Based on the most recent data from the Ministry of Infrastructure, Communications and Transport (SICT) , the average age of the trucking fleet (cargo and passenger) is 19.3 years, “this means that the average fleet has Euro 3 emissions technology, although by regulation we are already at Euro 6 / EPA 10 which reduces emissions by up to 90%,” Arzate explained, justifying the importance of promoting renewal.
One point highlighted by ANPACT’s CEO is the decrease in the import of used heavy vehicles from the United States. According to the figures shared, 4,197 units were imported in Q1 2025, a 22.9% decrease compared to the same period in 2024. However, this volume represents 37.7% of retail sales achieved in the first half of the year.
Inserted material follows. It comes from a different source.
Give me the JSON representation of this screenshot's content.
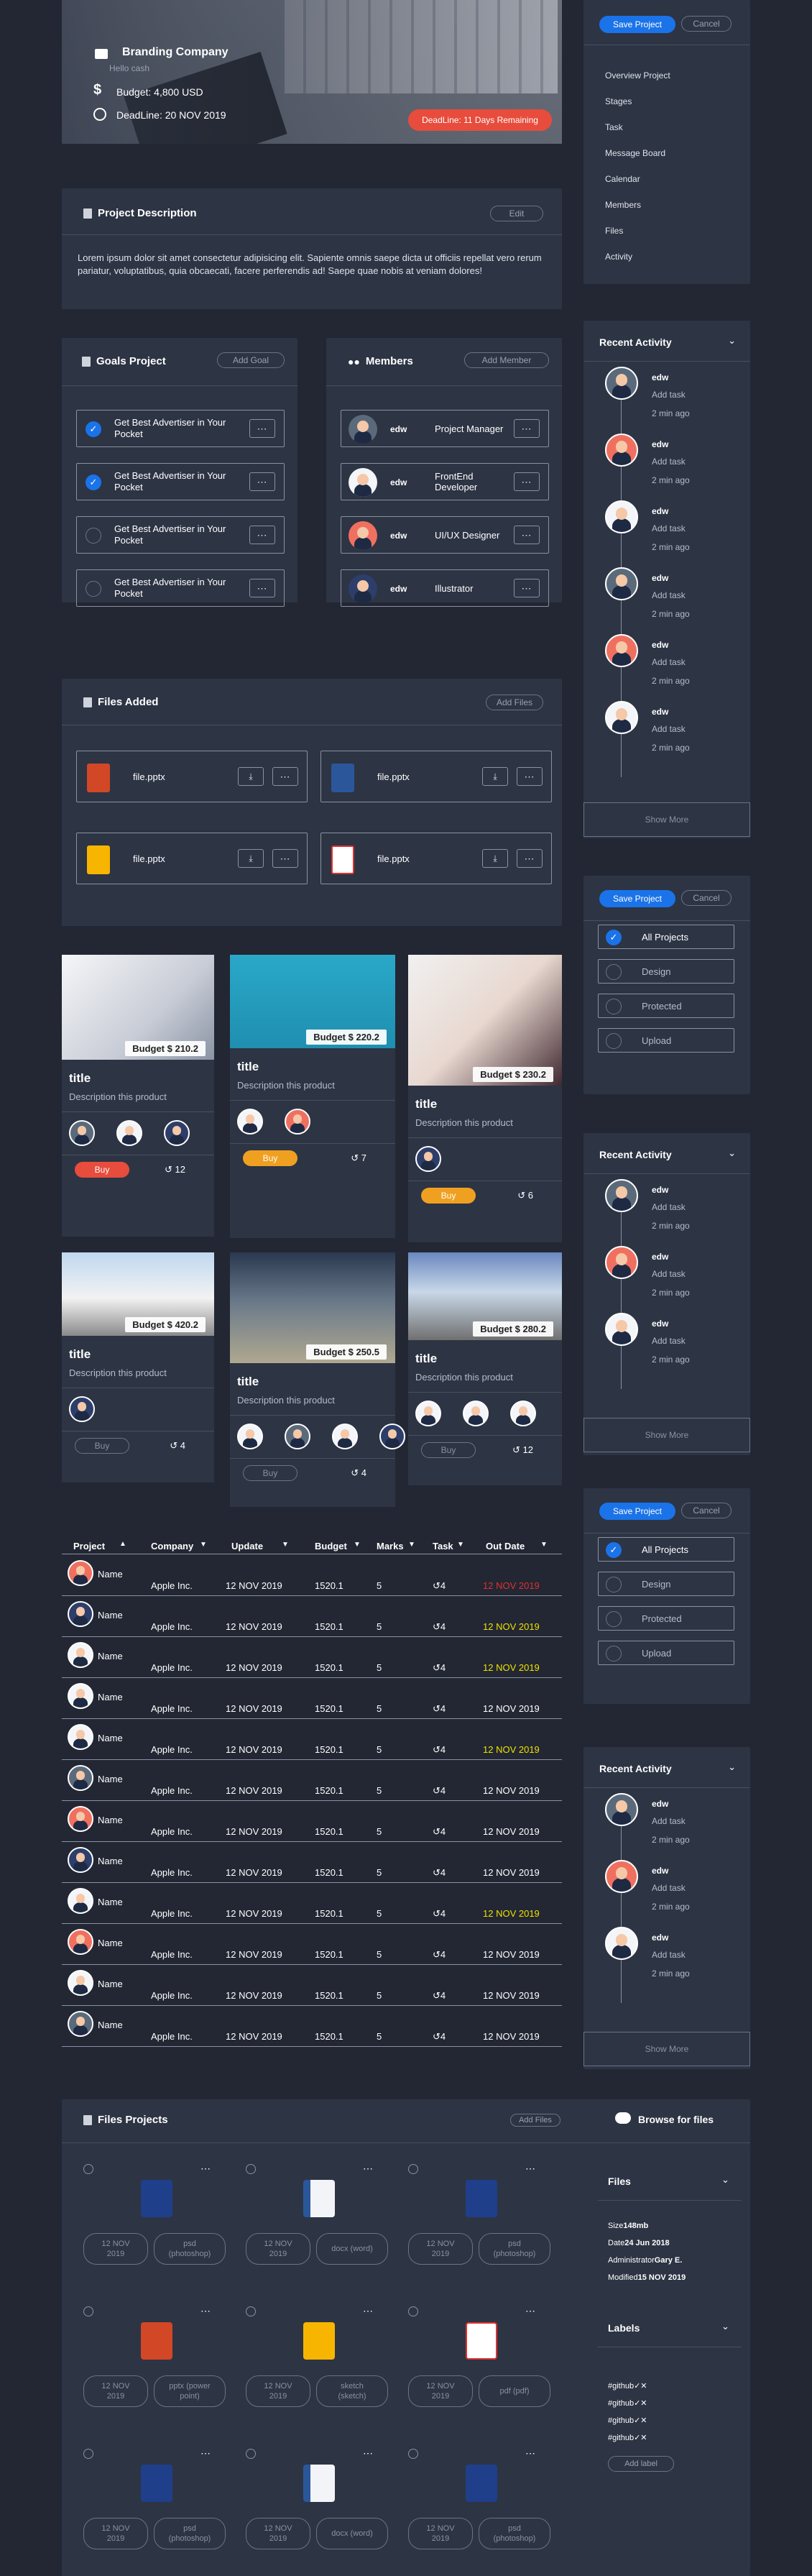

Both Rogelio Arzate and Guillermo Rosales emphasized that Plan Mexico, which seeks to boost national production and strengthen the domestic market by promoting the “Made in Mexico” brand, is a potential industry recovery opportunity.
In AMDA’s marketing outlook for 2025, it was placed in a second scenario with a volume of 52,919 units, which would be a 6.7% drop compared to 2024. However, this scenario was developed based on a 1.5% growth in the Gross Domestic Product (GDP). However, with the adjustment in the Bank of Mexico’s (Banxico) Expectations of a growth of just 0.5%, AMDA will make a new calculation to place its outlook for this cycle.